Omar, it isn’t very often that I comment on videos, but I just wanted to let you know that I genuinely appreciate all the work that you put into your fans and music. I appreciate genuine artist :) Over the years, I’ve developed a very close attachment to your music and it helps me get through the day even when it’s rough. As a musician, I really enjoy feeling something when I play my instrument or when I hear a song that a like and your music does it for me. Please keep doing what you’re doing and know that your fans love you just like me :) ❤️
Omar the man his self !!! seeing this doc on 18th of june was amazing seeing your dad be part of it, ur ups and downs of how u felt writing this album. What has inspired u, its been great man. I been rocking with u since 2018 since stereo and the love i got for u has never ended. Watching u grow and us growing with u has been amazing no one deserves all this success more than u man !! the album is amzing and cant wait for all my vinyls lol
Spending the whole midnight listening to the whole album. It feels so personal and close to heart. its sooo beautiful, Omar. thank you for sharing this with us🥹🤍
AAHAHHH THIS ALBUM GONNA CHANGE MY LIFE I KNOW IT LOL… luv you sm Omar, your music has gotten me thru so much already. these lil behind the scenes are so cool ❤
Omar thank you so much you truly have changed my life every time i have been in a dark place in my life i have always look at your music as a escape, you’re a amazing person.
hey omarr!! congrats SO much on god said no!! i’m jj, i’m gay, i’m 15 years old and recently i’ve been really stressed out about making music and working for a possible music career in my future. i’ve always (heavy on always) wanted to be a entertainer, singer and performer. but this year, its really hit me that i need to hurry up or i’m not gonna be able to pursue that (for some reason) and i feel like i’m not doing enough - your music‘s really had a heavy impact on me this year, providing me a space to escape my current anxieties, and my toxic home environment, so i was just wondering if you had any advice. thanks so much for everything and congrats :)
I don’t know if Omar was inspired by the recent brilliant rockumentary about The Beatles “Get Back” but thanks to him for this immersive experience of his work and generally what is the artistic direction of an album. I wish this was longer because it very interested me. Saludos franceses, felicidades por este hermoso álbum y gracias por esta gran idea Omar. ¡ Cuidate mucho !
Oh omar. You don't know how it feels to know you've suffered because of love. Love that felt so real. So strong. You are like me and that is so comforting. You are more than the love you feel for others and you know that now more than ever. I love you. You really are.

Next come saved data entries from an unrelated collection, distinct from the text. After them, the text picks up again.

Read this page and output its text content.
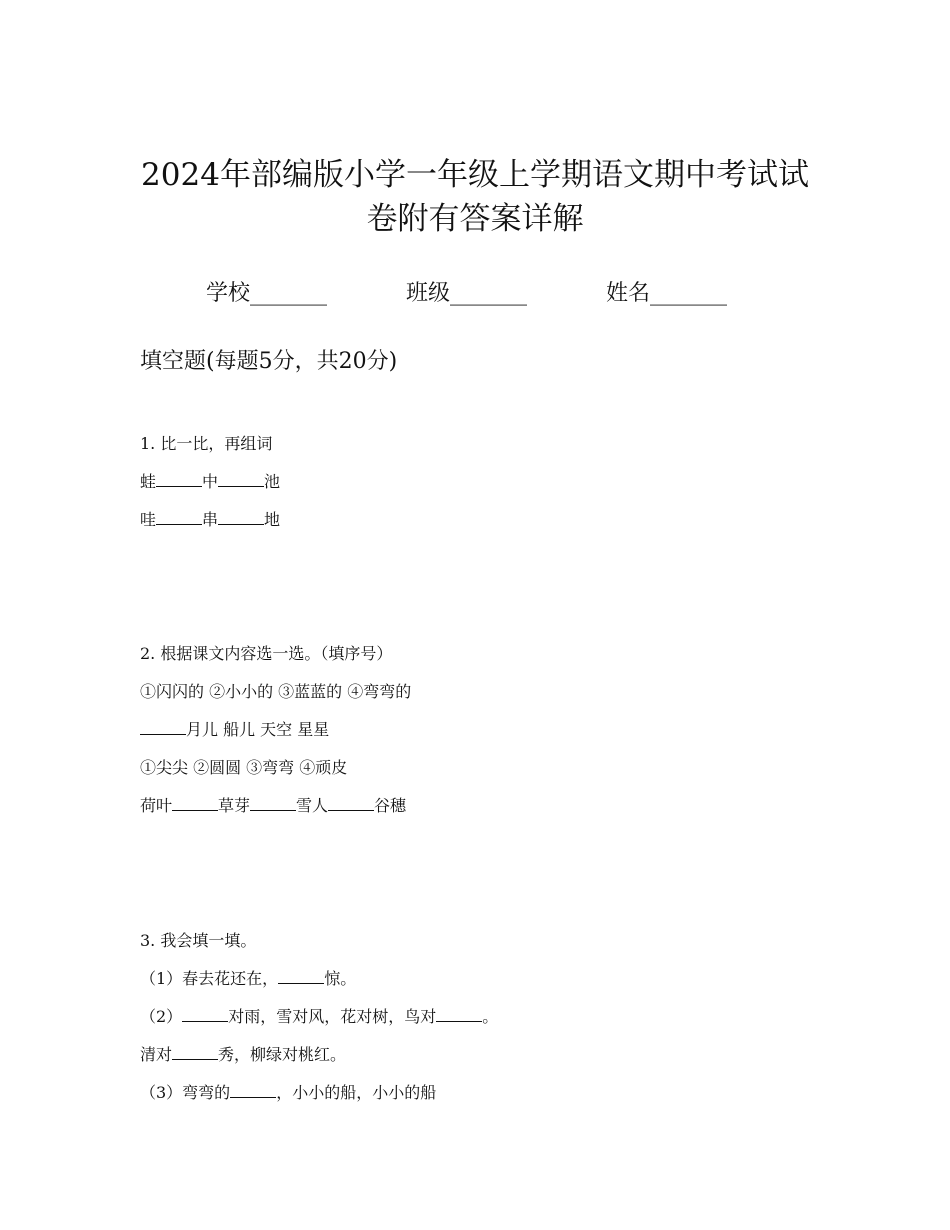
2024年部编版小学一年级上学期语文期中考试试
卷附有答案详解
学校_______	班级_______	姓名_______
填空题(每题5分，共20分)
1. 比一比，再组词
蛙	中	池
哇	串	地
2. 根据课文内容选一选。（填序号）
①闪闪的 ②小小的 ③蓝蓝的 ④弯弯的
月儿 船儿 天空 星星
①尖尖 ②圆圆 ③弯弯 ④顽皮
荷叶	草芽	雪人	谷穗
3. 我会填一填。
（1）春去花还在，	惊。
（2）	对雨，雪对风，花对树，鸟对	。
清对	秀，柳绿对桃红。
（3）弯弯的	，小小的船，小小的船
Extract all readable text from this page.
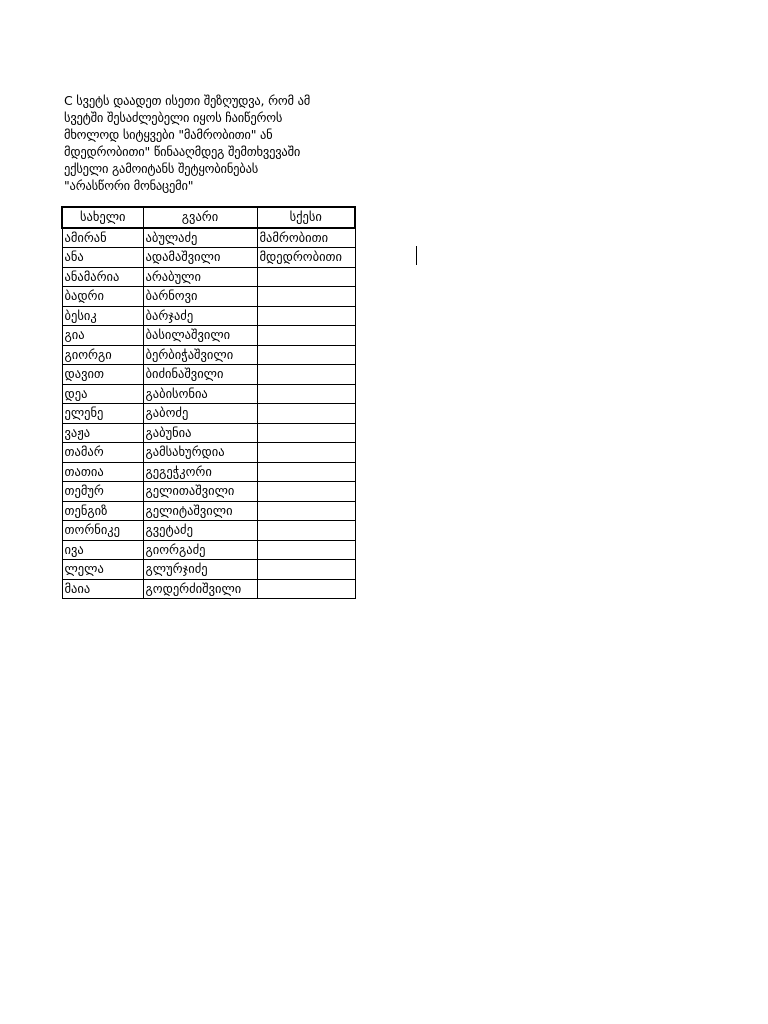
C სვეტს დაადეთ ისეთი შეზღუდვა, რომ ამ
სვეტში შესაძლებელი იყოს ჩაიწეროს
მხოლოდ სიტყვები "მამრობითი" ან
მდედრობითი" წინააღმდეგ შემთხვევაში
ექსელი გამოიტანს შეტყობინებას
"არასწორი მონაცემი"
სახელი	გვარი	სქესი
ამირან	აბულაძე	მამრობითი
ანა	ადამაშვილი	მდედრობითი
ანამარია	არაბული	
ბადრი	ბარნოვი	
ბესიკ	ბარჯაძე	
გია	ბასილაშვილი	
გიორგი	ბერბიჭაშვილი	
დავით	ბიძინაშვილი	
დეა	გაბისონია	
ელენე	გაბოძე	
ვაჟა	გაბუნია	
თამარ	გამსახურდია	
თათია	გეგეჭკორი	
თემურ	გელითაშვილი	
თენგიზ	გელიტაშვილი	
თორნიკე	გვეტაძე	
ივა	გიორგაძე	
ლელა	გლურჯიძე	
მაია	გოდერძიშვილი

so excited for the album drop!! your music is so moving, relatable, and inspiring as an artist myself. ready to cry and sing along to every song, TU ERES INCREÍBLE MUAH
dude i can’t wait to listen to the full album 🙏 3 boys means so much to me and i’m so excited to see everything else you create. SEE YOU IN CHARLOTTE BFF
im so ready for this album, been counting down the days 🫶🏼 also philly show on my bday!! 💖 been a fan since 2018 and been waiting for the chance to see you live 🤞🏽🤞🏽🤞🏽
This year has been rough for me and ending a very toxic relationship, hearing you describe and talk about what this album is hits so hard and I know hearing it will completely demolish me lol but I know many of us going though it and will go through it together by listening to this masterpiece. Grateful for your Omar! Te amo! 🩵
when I saw John mayer, my hear stopped for a second. Immeadiately though I was so damn luck to have been able to see JM and OA live on concert this year.